Sunday, June 04, 2017

Cringe-worthy Confessions of A Class Clown, Part 36

June 4, 2017
   Last night I attended a surprise birthday party for the first girl I ever kissed. 




That would be Jan Prefontaine, center, flanked by her daughter, Xandi, at left, who engineered the event, and, my first girlfriend, Karen Johnson Collins, at right. The boy, at bottom, is not the end result of my association with either woman. For one thing, he's too good looking.

   Whenever I attend these events, I run into old school mates, like Rusty Petry, who invariably remind me, first by their memories ("Remember that time you took off all your clothes. . ."), or, just by their very existence, of all the crazy, cringe-worthy things I have said and done in my long and tenuous reign as a Kingman Class Clown.

Confessions of A Class Clown, Part 36
   I don't remember anyone ever crowning me class clown, nor do I remember it being said with much respect ("Boze you are such a Bozo."), but I always knew if there was an opening for a laugh, I was going to take it.

   In eighth grade I had a history teacher who despised Billy the Kid. One fine spring day at Kingman Junior High School, Mr. Lomasney, said, with much contempt in his voice: "Billy the Kid shot everyone in the back." Sitting in the first row, stage right, I reposted—without raising my hand, by the way—"He didn't shoot 'em in the back, they just didn't turn around fast enough." It got a big laugh, and I got two swats for it. That was my first lesson in being a Class Clown: you will receive laughs, but it will always come at a cost.

   The cost I regret the most is hurting people's feelings for the sake of a laugh. Back in my wilder days, I was in a band called The Razz and we prided ourselves on being the musical equivalent of Saturday Night Live. In that vein I once sang these lyrics at an outdoor event in Tempe: "If everybody had a negro, across the U.S.A. . ." with the chorus, " Everybody'd be surfin', surfin' KKK." It was written by a friend of mine and the intention was not to be racist (we told ourselves) but rather it was an outrageous mocking of racism itself. But it doesn't matter what our intent was, because when I sang it at the event, we were on a riser , above the crowd, and I saw a black couple coming into the event, they heard the lyrics, and turned right around and went to their car to leave.

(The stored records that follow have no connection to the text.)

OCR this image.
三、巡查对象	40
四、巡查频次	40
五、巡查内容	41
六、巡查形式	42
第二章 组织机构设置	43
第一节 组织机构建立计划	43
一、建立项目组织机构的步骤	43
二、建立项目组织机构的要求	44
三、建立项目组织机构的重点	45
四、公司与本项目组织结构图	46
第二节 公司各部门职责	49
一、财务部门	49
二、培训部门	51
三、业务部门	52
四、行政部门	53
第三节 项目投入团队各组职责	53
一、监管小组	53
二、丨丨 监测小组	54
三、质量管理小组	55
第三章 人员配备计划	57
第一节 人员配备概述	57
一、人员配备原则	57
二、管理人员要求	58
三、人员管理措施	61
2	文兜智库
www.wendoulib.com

   I wish I had that one back.

   Other times I have upset people and it made me happy. I once gave a speech at a history conference in Tucson where I mocked the hero-worshipping of Wyatt Earp and after I finished my remarks and was leaving the stage I was accosted by an attorney (or, so he told me) who was literally foaming at the mouth. He got in my face and informed me I was a disgrace to the history profession and a liar and a scumbag, to boot. I just smiled and said, "You sure know a lot for being so damn dumb."

   The one area of Class Clownism I enjoy the most is the humor-fests involving my family. When Tommy and Deena bring their families to our house for the holidays, we always trade funny stories (and FYI: both my kids have taken the whole class clown thing to another level) and we have signature lines we use on each other. When, for example, Kathy regales us about some ridiculous, self-effacing episode in her professional life, she will often end with the line, "So I've got that going for me."

   It always gets a laugh, from me.

   Another of our family lines, comes from Wonderful Russ. One time we were driving to dinner in his car and as we rounded the curve on Tatum, going towards Shea, I looked over at the McDowell mountains and said, "Wow! Look at that!" Russ, who was driving, said, in a deadpan serious voice, "You look, I'm depressed." So now, whenever anyone tells any of us to look at anything, they get this line in return.

"I never wanted to be an editor. I never wanted to be a boss. I just wanted to write, and it didn't make any difference whether it was fiction or nonfiction or short stories or whatever. I just...that's what I was destined to do."